Ana Figueiredo, oftalmologista e membro da Sociedade Portuguesa de Oftalmologia
créditos: Esfera das Ideias

Por que motivos podem surgir doenças dos olhos na gravidez? 

Durante a gravidez, existem alterações no metabolismo, perfil hormonal e circulação sanguínea de todas as mulheres, as quais podem afetar o normal funcionamento da visão e levar ao aparecimento de novas doenças oftalmológicas ou agravar as que já existem (miopia, retinopatia diabética, glaucoma e uveíte).

Com efeito, neste período, algumas doenças pré-existentes podem descontrolar-se. A mais comum é a diabetes, podendo precipitar ou agravar o aparecimento de retinopatia diabética. Além disso, mulheres previamente saudáveis podem desenvolver diabetes gestacional, correndo risco de desenvolver problemas na retina, caso não se controlem os níveis de açúcar no sangue (glicemia).

Quais são os cuidados especiais que a mulher grávida deve ter? E quando devem procurar um médico oftalmologista? 

Uma vigilância adequada da gravidez, acautelando os principais fatores de risco e doenças pré-existentes culminarão com uma gravidez sem intercorrências.
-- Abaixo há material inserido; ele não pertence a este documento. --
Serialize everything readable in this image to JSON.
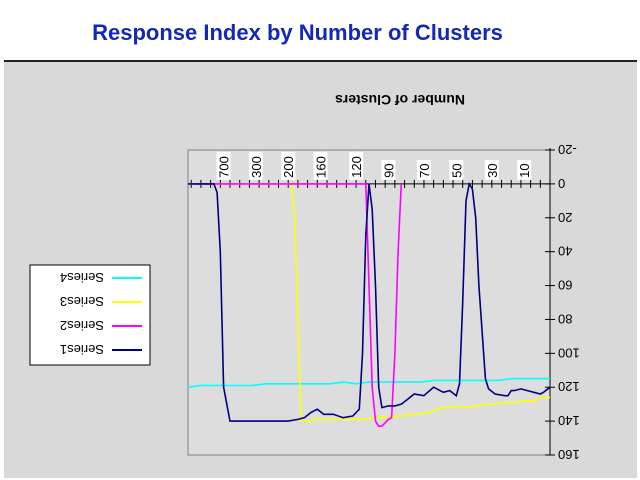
{
  "title": "Response Index by Number of Clusters",
  "chart_data": {
    "type": "line",
    "orientation": "rotated-180",
    "xlabel": "Number of Clusters",
    "ylabel": "",
    "x_tick_labels": [
      "700",
      "300",
      "200",
      "160",
      "120",
      "90",
      "70",
      "50",
      "30",
      "10"
    ],
    "y_ticks": [
      -20,
      0,
      20,
      40,
      60,
      80,
      100,
      120,
      140,
      160
    ],
    "ylim": [
      -20,
      160
    ],
    "grid": false,
    "legend": "left",
    "series": [
      {
        "name": "Series1",
        "color": "#000080",
        "points": [
          [
            0,
            120
          ],
          [
            2,
            123
          ],
          [
            3,
            124
          ],
          [
            5,
            123
          ],
          [
            7,
            122
          ],
          [
            9,
            121
          ],
          [
            11,
            122
          ],
          [
            12,
            122
          ],
          [
            13,
            125
          ],
          [
            14,
            125
          ],
          [
            17,
            124
          ],
          [
            19,
            121
          ],
          [
            20,
            115
          ],
          [
            22,
            60
          ],
          [
            23,
            20
          ],
          [
            24,
            3
          ],
          [
            25,
            0
          ],
          [
            26,
            10
          ],
          [
            27,
            70
          ],
          [
            28,
            118
          ],
          [
            29,
            125
          ],
          [
            31,
            122
          ],
          [
            33,
            123
          ],
          [
            36,
            120
          ],
          [
            39,
            125
          ],
          [
            42,
            124
          ],
          [
            44,
            127
          ],
          [
            46,
            130
          ],
          [
            48,
            131
          ],
          [
            50,
            131
          ],
          [
            52,
            132
          ],
          [
            53,
            120
          ],
          [
            54,
            60
          ],
          [
            55,
            15
          ],
          [
            56,
            0
          ],
          [
            57,
            30
          ],
          [
            58,
            100
          ],
          [
            59,
            133
          ],
          [
            61,
            137
          ],
          [
            64,
            138
          ],
          [
            67,
            136
          ],
          [
            70,
            136
          ],
          [
            72,
            133
          ],
          [
            74,
            135
          ],
          [
            76,
            138
          ],
          [
            78,
            139
          ],
          [
            81,
            140
          ],
          [
            84,
            140
          ],
          [
            87,
            140
          ],
          [
            90,
            140
          ],
          [
            93,
            140
          ],
          [
            96,
            140
          ],
          [
            99,
            140
          ],
          [
            101,
            120
          ],
          [
            102,
            40
          ],
          [
            103,
            5
          ],
          [
            104,
            0
          ],
          [
            107,
            0
          ],
          [
            112,
            0
          ]
        ]
      },
      {
        "name": "Series2",
        "color": "#ff00ff",
        "points": [
          [
            46,
            0
          ],
          [
            47,
            40
          ],
          [
            48,
            100
          ],
          [
            49,
            138
          ],
          [
            50,
            139
          ],
          [
            52,
            143
          ],
          [
            53,
            143
          ],
          [
            54,
            140
          ],
          [
            55,
            120
          ],
          [
            56,
            60
          ],
          [
            57,
            0
          ],
          [
            74,
            0
          ],
          [
            110,
            0
          ]
        ]
      },
      {
        "name": "Series3",
        "color": "#ffff00",
        "points": [
          [
            0,
            126
          ],
          [
            3,
            126
          ],
          [
            5,
            128
          ],
          [
            8,
            128
          ],
          [
            11,
            129
          ],
          [
            14,
            129
          ],
          [
            17,
            130
          ],
          [
            20,
            130
          ],
          [
            23,
            131
          ],
          [
            26,
            132
          ],
          [
            29,
            131
          ],
          [
            31,
            132
          ],
          [
            33,
            132
          ],
          [
            35,
            133
          ],
          [
            37,
            135
          ],
          [
            39,
            135
          ],
          [
            41,
            136
          ],
          [
            43,
            136
          ],
          [
            45,
            137
          ],
          [
            47,
            137
          ],
          [
            49,
            138
          ],
          [
            51,
            138
          ],
          [
            53,
            138
          ],
          [
            55,
            138
          ],
          [
            57,
            139
          ],
          [
            60,
            139
          ],
          [
            63,
            139
          ],
          [
            66,
            139
          ],
          [
            69,
            139
          ],
          [
            72,
            139
          ],
          [
            75,
            140
          ],
          [
            77,
            140
          ],
          [
            78,
            80
          ],
          [
            79,
            20
          ],
          [
            80,
            0
          ],
          [
            112,
            0
          ]
        ]
      },
      {
        "name": "Series4",
        "color": "#00ffff",
        "points": [
          [
            0,
            115
          ],
          [
            4,
            115
          ],
          [
            8,
            115
          ],
          [
            12,
            115
          ],
          [
            16,
            116
          ],
          [
            20,
            116
          ],
          [
            24,
            116
          ],
          [
            28,
            116
          ],
          [
            32,
            116
          ],
          [
            36,
            116
          ],
          [
            40,
            117
          ],
          [
            44,
            117
          ],
          [
            48,
            117
          ],
          [
            52,
            117
          ],
          [
            56,
            117
          ],
          [
            60,
            118
          ],
          [
            64,
            117
          ],
          [
            68,
            118
          ],
          [
            72,
            118
          ],
          [
            76,
            118
          ],
          [
            80,
            118
          ],
          [
            84,
            118
          ],
          [
            88,
            118
          ],
          [
            92,
            119
          ],
          [
            96,
            119
          ],
          [
            100,
            119
          ],
          [
            104,
            119
          ],
          [
            108,
            119
          ],
          [
            112,
            120
          ]
        ]
      }
    ]
  }
}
Adicionalmente, a adoção de medidas de estilo de vida saudável, nomeadamente cuidados na gestão do peso, alimentação adequada e prática regular de exercício físico serão determinantes na redução do aparecimento de complicações.

Sintomas oftalmológicos de alerta, persistentes, ou em agravamento, implicam uma observação urgente por Oftalmologia.

As alterações oftalmológicas que surgem ou agravam na gravidez são reversíveis no pós-parto?

Na grande maioria dos casos sim. Sejam as alterações em termos refrativos, a hiperpigmentação da pele das pálpebras, o agravamento do olho seco ou alterações retinianas decorrentes da retinopatia diabética, ou de picos de pressão arterial (no contexto da pré-eclâmpsia), a menos que tenham atingido um nível de gravidade com lesões major da retina ou do nervo ótico, o seu curso habitual é a regressão completa com o término do status gestacional.

A que sinais é que as mulheres devem estar atentas?

Qualquer sintoma visual, nomeadamente visão enevoada, moscas volantes, manchas escuras (escotomas) no campo de visão, sensibilidade à luz ou perda temporária da visão, deverão representar um alerta que deve motivar a procura urgente de um oftalmologista.

Mais ainda, se as mulheres apresentarem hipertensão arterial antes ou durante a gestação, ou se forem diabéticas, o seu acompanhamento oftalmológico deve ser regular durante toda a gravidez. 

Por outro lado, qualquer mulher grávida com histórico em termos de patologia oftalmológica (alta miopia, uveíte, retinopatia diabética, glaucoma ou relacionada com o mero uso de meios corretivos – óculos ou lentes de contacto) deve conhecer o seu padrão de visão habitual por forma a identificar quaisquer alterações e procurar ajuda diferenciada imediata que possa identificar se se trata de algo fisiológico, e como tal reversível após o parto, ou pelo contrário, patologia que implique vigilância e/ou tratamento ao longo da gravidez.